Keutamaan Ribath
(Berjaga-Jaga Di Daerah Perbatasan) Di Jalan Alloh Ta‘ala Dan Keutamaan Orang
Yang Bermalam Dalam Kondisi Ribath
Oleh : Ibnu Qudamah An Najdi
Alloh ta‘ala berfirman:
فَاقْتُلُوا
الْمُشْرِكِيْنَ حَيْثُ وَجَدْتُمُوْهُمْ وَحُذُوْهُمْ وَاحْصُرُوْهُمْ
وَاقْعُدُوا لَهُمْ كُلَّ وَرْصَدٍ
“…maka
bunuhlah orang-orang musyrik di manapun kalian jumpai mereka, kepunglah mereka,
dan intailah mereka dari tempat-tempat pengintaian.”
[At-Taubah:
5]
Alloh ta‘ala juga berfirman:
يَا أَيُّهَا
الَّذِيْنَ ءَامَنُوا اصْبِرُوا وَصَابِرُوا وَرَابِطُوا وَاتَّقُوا اللهَ
لَعَلَّكُمْ تُفْلِحُونَ
“…Hai
orang-orang beriman, bersabarlah dan kuatkanlah kesabaranmu dan beribathlah
serta bertakwalah kepada Alloh agar kalian beruntung.”
[Ali
‘Imron: 200]
Mubarok bin Fadholah
mengatakan, aku mendengar Al-Hasan ketika membaca ayat ini: Ishbiruu wa
shoobiruu (Ali Imron: 200) ia mengatakan, “Mereka diperintahkan agar terus
bersabar menghadapi orang-orang kafir sampai mereka bosan sendiri dengan agama
mereka.”
Muhammad bin Ka‘b Al-Qurodzi
mengomentari ayat ini, “(Maksudnya ayat ini): Beribathlah kalian menjaga
musuh-Ku dan musuh kalian sampai ia meninggalkan agamanya dan memeluk agama
kalian.”
Dari Sahl bin Sa‘d RA
bahwasanya Nabi Shollallohu ‘Alaihi wa Sallam bersabda,
رِبَاطُ
يَوْمٍ فِيْ سَبِيْلِ اللهِ خَيْرٌ مِنَ الدُّنْيَا وَمَا عَلَيْهَا, وَمَوْضِعُ
سَوْطِ أَحَدِكُمْ مِنَ الْجَنَّةِ خَيْرٌ مِنَ الدُّنْيَا وَمَا عَلَيْهَا
“Ribath satu hari di jalan
Alloh lebih baik daripada dunia seisinya. Dan tempat cemeti salah seorang dari
kalian di jannah lebih baik daripada dunia seisinya.”

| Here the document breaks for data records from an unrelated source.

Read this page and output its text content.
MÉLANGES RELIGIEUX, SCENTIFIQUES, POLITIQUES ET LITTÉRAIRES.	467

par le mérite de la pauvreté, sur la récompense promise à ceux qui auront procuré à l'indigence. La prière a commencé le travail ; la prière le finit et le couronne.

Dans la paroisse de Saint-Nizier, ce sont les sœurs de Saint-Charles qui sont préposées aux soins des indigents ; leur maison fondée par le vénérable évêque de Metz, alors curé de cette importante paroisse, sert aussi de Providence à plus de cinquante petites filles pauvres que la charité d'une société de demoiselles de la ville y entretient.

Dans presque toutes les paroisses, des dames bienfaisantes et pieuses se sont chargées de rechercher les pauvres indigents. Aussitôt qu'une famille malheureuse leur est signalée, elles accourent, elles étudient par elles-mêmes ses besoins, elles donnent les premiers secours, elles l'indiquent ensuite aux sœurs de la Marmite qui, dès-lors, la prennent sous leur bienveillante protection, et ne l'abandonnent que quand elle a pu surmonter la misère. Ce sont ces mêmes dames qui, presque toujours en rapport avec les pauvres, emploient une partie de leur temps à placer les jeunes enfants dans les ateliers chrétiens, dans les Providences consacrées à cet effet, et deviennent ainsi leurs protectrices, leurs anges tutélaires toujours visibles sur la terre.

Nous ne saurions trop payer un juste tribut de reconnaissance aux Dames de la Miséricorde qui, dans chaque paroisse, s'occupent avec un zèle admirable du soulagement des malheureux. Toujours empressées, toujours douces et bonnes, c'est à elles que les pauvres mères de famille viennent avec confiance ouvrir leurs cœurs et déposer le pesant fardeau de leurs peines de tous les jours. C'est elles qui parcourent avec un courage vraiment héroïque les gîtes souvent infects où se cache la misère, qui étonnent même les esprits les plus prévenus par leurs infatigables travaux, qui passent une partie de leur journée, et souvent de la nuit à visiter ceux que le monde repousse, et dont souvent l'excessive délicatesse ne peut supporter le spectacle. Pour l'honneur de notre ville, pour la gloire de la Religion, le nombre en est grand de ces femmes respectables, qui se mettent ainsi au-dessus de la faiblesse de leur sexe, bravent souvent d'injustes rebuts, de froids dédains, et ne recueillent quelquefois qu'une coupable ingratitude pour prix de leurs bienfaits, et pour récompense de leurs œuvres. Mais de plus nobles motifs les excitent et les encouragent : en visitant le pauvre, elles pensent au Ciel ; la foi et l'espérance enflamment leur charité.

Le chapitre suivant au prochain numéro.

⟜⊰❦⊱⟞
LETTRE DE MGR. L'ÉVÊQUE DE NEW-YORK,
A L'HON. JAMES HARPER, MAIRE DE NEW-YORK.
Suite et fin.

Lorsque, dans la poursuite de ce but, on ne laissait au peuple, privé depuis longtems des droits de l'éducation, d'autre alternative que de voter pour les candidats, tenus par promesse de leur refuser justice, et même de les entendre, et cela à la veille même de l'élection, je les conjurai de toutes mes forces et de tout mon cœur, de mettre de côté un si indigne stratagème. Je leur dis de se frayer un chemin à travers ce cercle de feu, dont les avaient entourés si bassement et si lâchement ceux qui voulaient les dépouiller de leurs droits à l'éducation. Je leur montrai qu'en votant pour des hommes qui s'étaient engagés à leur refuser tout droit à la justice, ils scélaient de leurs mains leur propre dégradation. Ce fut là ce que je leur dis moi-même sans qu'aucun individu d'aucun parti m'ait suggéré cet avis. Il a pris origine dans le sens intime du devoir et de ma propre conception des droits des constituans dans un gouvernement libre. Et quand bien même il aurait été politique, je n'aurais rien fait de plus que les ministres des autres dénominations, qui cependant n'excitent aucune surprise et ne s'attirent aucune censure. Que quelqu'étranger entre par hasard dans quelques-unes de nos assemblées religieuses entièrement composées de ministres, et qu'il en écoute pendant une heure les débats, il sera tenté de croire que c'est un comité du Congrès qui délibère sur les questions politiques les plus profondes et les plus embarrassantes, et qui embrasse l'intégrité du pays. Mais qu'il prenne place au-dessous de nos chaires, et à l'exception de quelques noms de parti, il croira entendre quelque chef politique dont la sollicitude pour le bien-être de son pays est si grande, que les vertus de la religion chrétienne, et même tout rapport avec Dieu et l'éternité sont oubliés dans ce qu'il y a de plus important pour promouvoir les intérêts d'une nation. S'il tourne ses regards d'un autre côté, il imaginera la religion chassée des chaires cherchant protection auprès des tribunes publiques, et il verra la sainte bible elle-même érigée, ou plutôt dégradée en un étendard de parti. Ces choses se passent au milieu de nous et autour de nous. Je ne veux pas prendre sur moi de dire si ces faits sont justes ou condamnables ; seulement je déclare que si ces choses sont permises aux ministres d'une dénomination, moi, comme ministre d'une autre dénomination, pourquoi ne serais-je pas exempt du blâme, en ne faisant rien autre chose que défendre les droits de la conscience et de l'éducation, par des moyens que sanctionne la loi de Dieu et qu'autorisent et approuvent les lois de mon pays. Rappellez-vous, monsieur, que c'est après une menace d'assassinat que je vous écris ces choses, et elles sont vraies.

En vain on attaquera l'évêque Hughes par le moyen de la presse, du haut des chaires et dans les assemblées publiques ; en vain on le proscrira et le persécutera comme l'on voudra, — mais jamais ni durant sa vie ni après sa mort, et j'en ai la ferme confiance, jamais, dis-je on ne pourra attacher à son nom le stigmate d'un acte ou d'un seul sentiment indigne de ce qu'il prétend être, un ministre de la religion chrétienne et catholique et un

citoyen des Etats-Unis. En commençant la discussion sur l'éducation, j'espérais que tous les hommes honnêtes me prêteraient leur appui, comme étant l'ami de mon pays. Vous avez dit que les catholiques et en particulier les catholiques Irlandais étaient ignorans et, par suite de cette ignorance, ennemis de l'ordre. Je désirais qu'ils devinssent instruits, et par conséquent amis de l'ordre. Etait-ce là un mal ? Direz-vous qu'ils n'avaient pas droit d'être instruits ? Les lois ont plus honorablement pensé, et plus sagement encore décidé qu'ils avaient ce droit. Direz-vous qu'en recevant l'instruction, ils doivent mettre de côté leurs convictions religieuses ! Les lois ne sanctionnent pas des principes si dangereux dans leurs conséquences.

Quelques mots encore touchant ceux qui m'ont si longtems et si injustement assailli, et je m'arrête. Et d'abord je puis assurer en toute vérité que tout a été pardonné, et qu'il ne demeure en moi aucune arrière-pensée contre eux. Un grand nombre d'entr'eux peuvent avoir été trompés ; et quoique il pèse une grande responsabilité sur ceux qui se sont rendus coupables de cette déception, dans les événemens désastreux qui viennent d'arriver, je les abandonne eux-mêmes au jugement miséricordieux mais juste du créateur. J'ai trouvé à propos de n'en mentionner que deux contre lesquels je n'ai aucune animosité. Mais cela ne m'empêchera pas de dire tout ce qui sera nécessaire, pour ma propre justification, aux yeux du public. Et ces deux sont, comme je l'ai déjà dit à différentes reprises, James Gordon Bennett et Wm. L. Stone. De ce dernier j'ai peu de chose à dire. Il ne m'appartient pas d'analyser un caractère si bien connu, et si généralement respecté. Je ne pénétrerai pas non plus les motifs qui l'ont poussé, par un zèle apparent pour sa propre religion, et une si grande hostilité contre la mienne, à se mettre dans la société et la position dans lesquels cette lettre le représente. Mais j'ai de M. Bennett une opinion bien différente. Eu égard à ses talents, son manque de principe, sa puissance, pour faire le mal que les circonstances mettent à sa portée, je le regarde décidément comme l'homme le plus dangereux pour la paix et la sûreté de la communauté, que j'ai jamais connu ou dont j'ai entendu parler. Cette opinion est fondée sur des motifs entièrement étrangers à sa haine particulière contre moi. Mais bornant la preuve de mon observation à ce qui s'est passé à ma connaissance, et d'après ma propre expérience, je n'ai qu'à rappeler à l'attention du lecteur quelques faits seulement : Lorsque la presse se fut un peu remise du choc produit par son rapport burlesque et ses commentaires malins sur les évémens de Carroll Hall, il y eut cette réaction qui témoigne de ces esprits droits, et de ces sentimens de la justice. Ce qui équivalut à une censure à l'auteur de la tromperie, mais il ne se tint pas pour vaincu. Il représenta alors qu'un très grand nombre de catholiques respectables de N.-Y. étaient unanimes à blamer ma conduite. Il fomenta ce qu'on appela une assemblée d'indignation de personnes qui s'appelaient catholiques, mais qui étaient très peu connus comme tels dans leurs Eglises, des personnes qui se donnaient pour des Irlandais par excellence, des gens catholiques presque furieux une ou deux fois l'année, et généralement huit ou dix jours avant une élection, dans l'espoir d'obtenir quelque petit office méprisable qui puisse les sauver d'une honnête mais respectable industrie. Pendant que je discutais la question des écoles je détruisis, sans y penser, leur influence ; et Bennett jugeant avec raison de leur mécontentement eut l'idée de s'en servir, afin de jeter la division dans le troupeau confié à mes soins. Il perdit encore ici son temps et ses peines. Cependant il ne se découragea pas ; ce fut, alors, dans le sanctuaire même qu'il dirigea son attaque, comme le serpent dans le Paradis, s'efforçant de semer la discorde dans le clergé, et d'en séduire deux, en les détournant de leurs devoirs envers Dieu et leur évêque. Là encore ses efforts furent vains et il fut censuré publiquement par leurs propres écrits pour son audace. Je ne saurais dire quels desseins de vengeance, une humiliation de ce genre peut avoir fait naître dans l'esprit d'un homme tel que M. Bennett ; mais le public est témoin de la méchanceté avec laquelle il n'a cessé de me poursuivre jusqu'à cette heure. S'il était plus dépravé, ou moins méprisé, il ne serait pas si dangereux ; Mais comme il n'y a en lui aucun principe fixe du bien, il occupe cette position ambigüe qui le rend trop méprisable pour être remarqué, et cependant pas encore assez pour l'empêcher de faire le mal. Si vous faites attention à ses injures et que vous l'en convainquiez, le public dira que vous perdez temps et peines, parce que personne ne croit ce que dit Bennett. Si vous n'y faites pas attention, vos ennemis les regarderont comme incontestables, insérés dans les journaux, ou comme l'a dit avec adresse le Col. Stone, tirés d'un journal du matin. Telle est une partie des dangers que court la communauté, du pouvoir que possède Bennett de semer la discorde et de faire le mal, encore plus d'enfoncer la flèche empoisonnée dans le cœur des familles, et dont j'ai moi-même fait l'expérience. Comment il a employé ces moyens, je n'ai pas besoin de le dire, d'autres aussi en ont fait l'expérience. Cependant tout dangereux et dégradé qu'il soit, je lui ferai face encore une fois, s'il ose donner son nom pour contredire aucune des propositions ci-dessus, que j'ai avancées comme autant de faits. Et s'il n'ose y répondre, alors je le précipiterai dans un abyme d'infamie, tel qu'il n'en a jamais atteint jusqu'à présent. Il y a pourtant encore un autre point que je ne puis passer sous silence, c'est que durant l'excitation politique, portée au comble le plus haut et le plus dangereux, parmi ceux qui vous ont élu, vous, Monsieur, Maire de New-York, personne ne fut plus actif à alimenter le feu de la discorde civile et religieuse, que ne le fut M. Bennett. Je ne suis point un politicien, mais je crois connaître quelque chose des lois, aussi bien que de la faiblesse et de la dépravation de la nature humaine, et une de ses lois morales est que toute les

(HR. Bukhori dan yang lain)
Sabda
beliau dalam hadits di atas serta yang semisal:
“…lebih baik daripada dunia
seisinya…”
Ada
yang mengatakan makna hadits ini apa adanya.
Ada juga yang berpendapat bahwa maknanya adalah: Ketaatan
ini lebih baik daripada dunia seisinya kalau manusia itu memilikinya dan
menginfakkanya di dalam ketaatan kepada Alloh Ta‘ala.” Disebutkan oleh Al-Qodhi
‘Iyadh di dalam Syarah Muslim.
Keutamaan Berjaga-jaga
(Hirosah) Di Jalan Alloh Ta‘ala
Di dalam Shohih Bukhori dari
Abu Huroiroh Radhiallahu anhu dari Nabi Shollallohu ‘Alaihi wa Sallam beliau
bersabda,
تَعِسَ
عَبْدُ الدِّيْنَارِ وَعَبْدُ الدِّرْهَمِ وَعَبْدُ الْخَمِيْصَةِ إِنْ أُعْطِيَ
رَضِيَ وَإِنْ لَمْ يُعْطَ سَخِطَ, تَعِسَ وَانْتَكَسَ وَ إِذَا شِيْكَ فَلَا
انْتَقَشَ, طُوبَى لِعَبْدٍ آخِذٍ بِعِنَانِ فَرَسِهِ فِيْ سَبِيْلِ اللهِ
أَشْعَثَ رَأْسُهُ مَغْبَرَّةٌ قَدَمَاهُ, إِنْ كَانَ فِيْ الْحِرَاسَةِ كَانَ
فِيْ الْحِرَاسَةِ, وَ إِنْ كَانَ فِيْ السَّقَةِ, إِذَا اسْتَأْذَنَ لَمْ
يُؤْذَنْ لَهُ, وَ إِنْ شَفَّعَ لَمْ يُشَفَّعْ
“Celakalah hamba dinar, hamba
dirham dan hamba pakaian; jika diberi senang dan jika tidak diberi marah.
Celaka dan kembali sakitlah ia, jika tertusuk duri tidak bisa lagi dicabut.
Beruntunglah seorang hamba yang mengambil tali kekang kudanya di jalan Alloh,
kusut masai rambutnya, berdebu kakinya; jika ia sedang dalam berjaga, ia
berjaga, jika ia di garis belakang ia berada di garis belakang, jika ia minta
izin tidak diberi izin, jika ia minta tolong tidak diberi pertolongan.”
Dan
dari Abdulloh bin ‘Amru Radhiallahu anhu ia berkata:
“Sungguh aku bermalam dalam
keadaan berjaga dan ketakutan di jalan Alloh ‘azza wa jalla lebih aku sukai
daripada bersedekah dengan seratus hewan tunggangan.”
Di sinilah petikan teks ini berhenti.